Home / Finance / If the S&P 500 can stay above 2,700, the comeback is real

If the S&P 500 can stay above 2,700, the comeback is real


Traders work on the floor of at the closing bell of the Dow Industrial Average at the New York Stock Exchange on October 31, 2018 in New York. 

Bryan R. Smith | AFP | Getty Images

Traders work on the floor of at the closing bell of the Dow Industrial Average at the New York Stock Exchange on October 31, 2018 in New York. 

Heading into November, J.P. Morgan’s chart analyst says if the S&P 500 can consistently stay above a key level, the market has a shot of recovering last month’s losses.

“After a couple failed attempts to rebound from a bullishly developing technical setup last week, this week’s move tentatively has more staying power,” J.P. Morgan technical market strategist Jason Hunter said in a note to clients Thursday. “The technical pieces that helped identify bullish reversals after past late-cycle corrections are all present.”

Sustained closes in S&P 500 above the 2,700 area “would add conviction to the medium-term outlook,” Hunter said, predicting that the market will “break to new highs into early 2019.”
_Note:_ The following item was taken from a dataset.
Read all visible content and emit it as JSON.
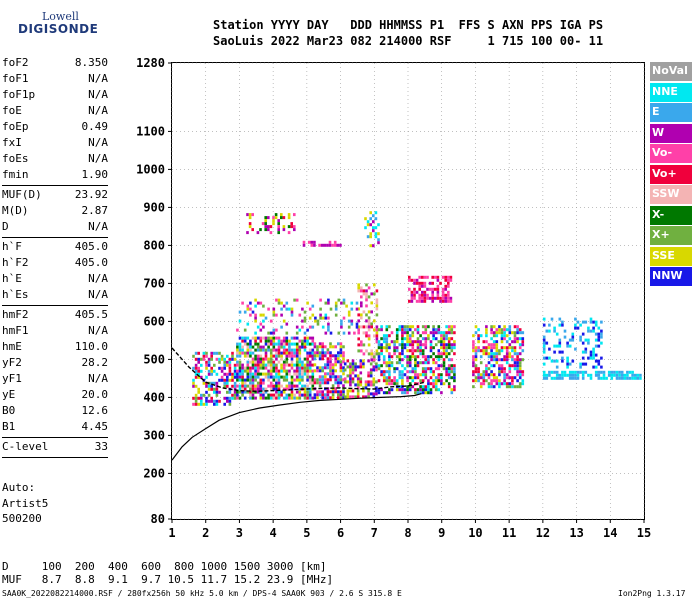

Another J.P. Morgan Chase strategist, Marko Kolanovic, also predicted a comeback for the markets this week. In a note to clients Tuesday, Kolanovic said a “short squeeze,” due to repositioning by hedge funds and other active managers, could allow equities to undo October’s market damage.

Investors capped off a volatile month with a strong two-day rally this week. Still, the S&P 500 lost a total $1.91 trillion in October, according to S&P Dow Jones Indices analyst Howard Silverblatt. It was the worst month for the S&P 500 since September 2011, with losses spread across sectors.

The correction proved to be “more dynamic” than J.P. Morgan had originally anticipated, Hunter said. Despite that, the “nature and even amplitude” of the move still fits firmly within the framework laid out in J.P Morgan’s 2018 outlook, which predicted equity index corrections and “potholes.”

“We feel strongly that this is a late-cycle correction and not the start of a protracted bear market,” Hunter said. “Despite what appears to be a sloppier reversal pattern than we had anticipated, the rebound from the 2,603 Oct 29 low, opening bull gap, and lift through the 2,710 Oct 11 low provides the first evidence that the bottoming process is starting to take hold.”